Le Collège Données de la recherche du Comité pour la science ouverte émet sept recommandations pour aider à la formalisation et à la mise en œuvre d'une politique des données de la recherche au sein des établissements de la recherche et de l'enseignement supérieur.  

Pour une politique des données de la recherche : guide stratégique à l’usage des établissements

Collège Données de la recherche – Comité pour la science ouverte

Date Version Statut Contributeurs
18/01/2019 v. 0 Jalons Séance plénière
20/02/2019 v. 1 Création du document V. Stoll, PY Arnould
21/03/2019 v. 2.1 Ajouts, commentaires C. Arènes, C. Sebban, T. Jouneau, J. Joanik, D. Chopard-Lallier
26/03/2019 v. 2.2 Ajouts, commentaires Séance plénière
28/03/2019 v. 3 Synthèse V. Stoll, PY Arnould
11/04/2019 v. 4.1 Ajouts, commentaires C. Arènes, N. Couedel, C. Sebban, C. Espiau, T. Jouneau – synthèse V. Stoll, PY Arnould
16/04/2019 v. 4.2 Ajouts, commentaires Séance plénière
18/04/2019 v.5 Synthèse V. Stoll, PY Arnould
24/04/2019 v.5.1 Ajouts, commentaires T. Jouneau, D. Chopard-Lallier, L. Albaret, S. Fortuno
24/04/2019 v5.2 Synthèse V. Stoll, PY Arnould
12/11/2019 V5.3 Synthèse V.Stoll, PY Arnould

Consulter le rapport sur HAL

Introduction

Le présent Guide identifie un socle de quelques objectifs fondamentaux à atteindre, complétés par des propositions d’actions additionnelles (recommandations), déclinables en fonction de l’ambition institutionnelle, des moyens et de la spécificité des unités de recherche.
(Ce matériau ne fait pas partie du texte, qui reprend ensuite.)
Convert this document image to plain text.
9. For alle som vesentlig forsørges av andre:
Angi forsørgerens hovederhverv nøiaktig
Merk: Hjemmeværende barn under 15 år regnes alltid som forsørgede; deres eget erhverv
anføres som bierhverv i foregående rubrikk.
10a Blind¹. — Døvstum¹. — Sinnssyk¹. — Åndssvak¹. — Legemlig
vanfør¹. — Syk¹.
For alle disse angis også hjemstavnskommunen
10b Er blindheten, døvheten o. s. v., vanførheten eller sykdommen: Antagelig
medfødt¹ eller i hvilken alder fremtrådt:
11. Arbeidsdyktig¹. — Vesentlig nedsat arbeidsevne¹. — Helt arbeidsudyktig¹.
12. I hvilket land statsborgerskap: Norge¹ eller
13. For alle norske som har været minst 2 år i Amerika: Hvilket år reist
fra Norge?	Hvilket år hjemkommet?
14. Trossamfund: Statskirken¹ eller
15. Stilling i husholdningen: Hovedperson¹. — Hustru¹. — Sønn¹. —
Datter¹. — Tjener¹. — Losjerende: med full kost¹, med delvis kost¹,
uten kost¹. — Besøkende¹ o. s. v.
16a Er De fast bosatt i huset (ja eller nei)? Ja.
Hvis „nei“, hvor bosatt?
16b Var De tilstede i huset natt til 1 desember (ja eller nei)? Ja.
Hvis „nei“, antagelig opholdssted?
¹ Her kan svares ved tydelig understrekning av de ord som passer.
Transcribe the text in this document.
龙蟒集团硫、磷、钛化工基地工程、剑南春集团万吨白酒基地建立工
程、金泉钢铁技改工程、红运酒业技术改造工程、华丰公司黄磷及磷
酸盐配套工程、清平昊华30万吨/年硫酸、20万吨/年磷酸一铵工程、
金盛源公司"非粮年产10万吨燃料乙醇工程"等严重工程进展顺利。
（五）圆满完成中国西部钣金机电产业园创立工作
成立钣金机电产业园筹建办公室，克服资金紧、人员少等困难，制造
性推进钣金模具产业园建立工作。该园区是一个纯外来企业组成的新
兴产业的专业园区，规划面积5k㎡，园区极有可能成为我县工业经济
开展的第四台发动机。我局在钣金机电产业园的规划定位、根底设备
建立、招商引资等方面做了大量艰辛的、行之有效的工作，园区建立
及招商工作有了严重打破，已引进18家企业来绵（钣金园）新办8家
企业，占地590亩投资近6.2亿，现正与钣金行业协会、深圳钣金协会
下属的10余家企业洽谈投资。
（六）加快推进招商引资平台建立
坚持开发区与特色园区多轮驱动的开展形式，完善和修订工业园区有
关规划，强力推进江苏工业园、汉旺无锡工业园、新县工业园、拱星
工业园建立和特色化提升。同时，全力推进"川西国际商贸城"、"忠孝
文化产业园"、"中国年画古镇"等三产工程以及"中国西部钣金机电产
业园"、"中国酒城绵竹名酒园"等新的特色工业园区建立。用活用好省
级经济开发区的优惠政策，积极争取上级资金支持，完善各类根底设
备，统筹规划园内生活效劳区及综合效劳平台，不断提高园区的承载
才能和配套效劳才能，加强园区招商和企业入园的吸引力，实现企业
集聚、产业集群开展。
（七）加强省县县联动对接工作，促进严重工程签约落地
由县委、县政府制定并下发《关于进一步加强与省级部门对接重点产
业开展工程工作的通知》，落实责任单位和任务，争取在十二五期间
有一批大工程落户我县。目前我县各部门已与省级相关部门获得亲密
Le Plan national pour la Science ouverte publié par le ministère de l’Enseignement supérieur, de la Recherche et de l’Innovation le 4 juillet 2018 s’est donné comme ambition de rendre à terme les données issues de la recherche [1]Selon l’OCDE, http://www.oecd.org/fr/science/inno/38500823.pdf : « les données de la recherche sont définies comme des enregistrements factuels (chiffres, textes, images et sons), qui sont utilisés comme sources principales pour la recherche scientifique et sont généralement reconnus par la communauté scientifique comme nécessaires pour valider les résultats de la recherche ». financée sur fonds publics conformes aux principes FAIR [2]Acronyme pour Findable, Accessible, Interoperable, Reusable, soit Facile à trouver, Accessible, Interopérable, Réutilisable. (axe no 2). Pour y parvenir, une série de mesures y est déclinée, notamment :

  • rendre obligatoire la diffusion ouverte des données de la recherche issues de programmes financés par appels à projets sur fonds ;
  • créer les conditions et promouvoir l’adoption d’une politique de données ouvertes associées aux articles publiés par les chercheurs ;
  • construire autour de l’administrateur des données un réseau de correspondants dans les établissements, pour répondre aux questions que se posent les chercheurs sur les données de la recherche ;
  • généraliser la mise en place de plans de gestion des données dans les appels à projets de recherche ;
  • développer des centres de données thématiques et disciplinaires ;
  • développer un service générique d’accueil et de diffusion des données simples.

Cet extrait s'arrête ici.